Verdichter und Turbine sind mechanisch über eine einzelne Welle gekoppelt. Wenn heiße Abgase durch die Turbine expandieren, treiben sie den Rotor an, der seinerseits den Verdichter antreibt und frische Luft ansaugt und verdichtet. Dieser selbsterhaltende Kreisprozess beginnt beim Motorstart, wenn externe Kraft oder Luftströmung die Welle dreht, um Verdichtung und Verbrennung einzuleiten. Das Druckverhältnis über den Verdichter liegt in Militär-Turbojets typischerweise zwischen 4:1 und 8:1 und beeinflusst direkt Wirkungsgrad und Schubausgabe.

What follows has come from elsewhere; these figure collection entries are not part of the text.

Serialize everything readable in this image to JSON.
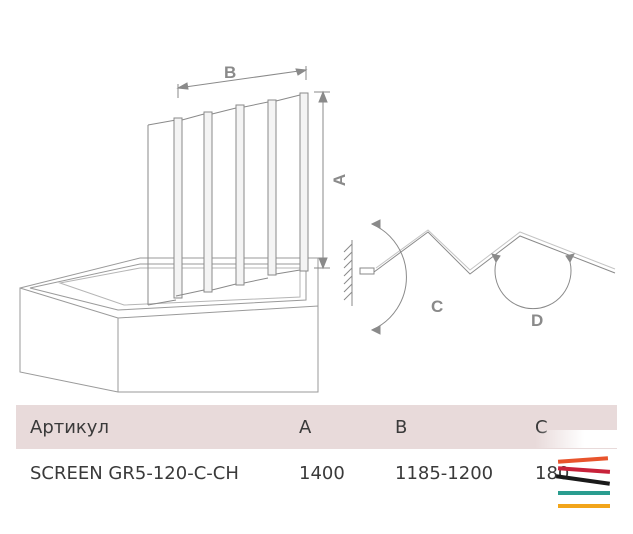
{
  "diagram": {
    "label_a": "A",
    "label_b": "B",
    "label_c": "C",
    "label_d": "D"
  },
  "table": {
    "headers": [
      "Артикул",
      "A",
      "B",
      "C"
    ],
    "rows": [
      [
        "SCREEN GR5-120-C-CH",
        "1400",
        "1185-1200",
        "180"
      ]
    ]
  },
  "logo": {
    "stripe_colors": [
      "#e8542c",
      "#c8223a",
      "#1a1a1a",
      "#2a9d8f",
      "#f2a51a"
    ]
  }
}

Warum Turbojets die frühe Strahlflugzeugtechnik dominierten

Turbojets trieben die ersten Kampfjets an, weil ihre einfache Bauweise hohe Wellendrehzahlen und hohe Abgastemperaturen ermöglichte, ohne die mechanischen Belastungen, die Turbofan-Stufen beschädigt hätten. Die Rolls-Royce Welland und General Electric J47, eingebaut in Flugzeugen der 1940er bis 1960er Jahre, waren reine Turbojets. Sie überzeugen ab Mach 0,8, weil die Staudruckwirkung der einströmenden Luft die Verdichterbelastung verringert und den Wirkungsgrad verbessert. Umgekehrt sind Turbojets beim Start und im Langsamflug unwirtschaftlich, weil der Verdichter fast die gesamte Arbeit der Luftverdichtung leisten muss und enormen Brennstoff verbraucht.

Wartungsprobleme bei Turbojets entstehen durch Verdichterschaufel-Erosion von Sandeinzug, Verschleiß im heißen Teil durch Thermowechselbeanspruchung und Lagerverschleiß. Die Turbineneintrittstemperatur, die bei Hochleistungsmotoren 1000 Grad Celsius überschreitet, begrenzt die Lebensdauer und erfordert strenge Inspektionsintervalle. Bleeds von der Verdichterstufe sind üblich, sie leiten Druckluft in Flugzeugsysteme wie Druckausgleich und Vereisungsschutz, was verfügbaren Schub verringert und in Leistungsrechnungen berücksichtigt werden muss.

Turbojets wurden im kommerziellen Betrieb großenteils durch Turbofans ersetzt, die den Kernstrahl in einen kleineren, heißeren Auslassstrahl und einen größeren, kühleren umgeleiteten Luftstrom aufteilen. Diese Anordnung verbessert Treibstoffverbrauch bei Unterschallgeschwindigkeiten erheblich. Militär- und Forschungsflugzeuge für Überschallflug nutzen weiterhin Turbojets oder Hybridkonzepte, weil der hohe thermodynamische Wirkungsgrad bei hohen Machzahlen und die Fähigkeit, Einlassschockbedingungen zu beherrschen, wertvoll bleiben, trotz Nachteilen bei Lärm und Treibstoffverbrauch.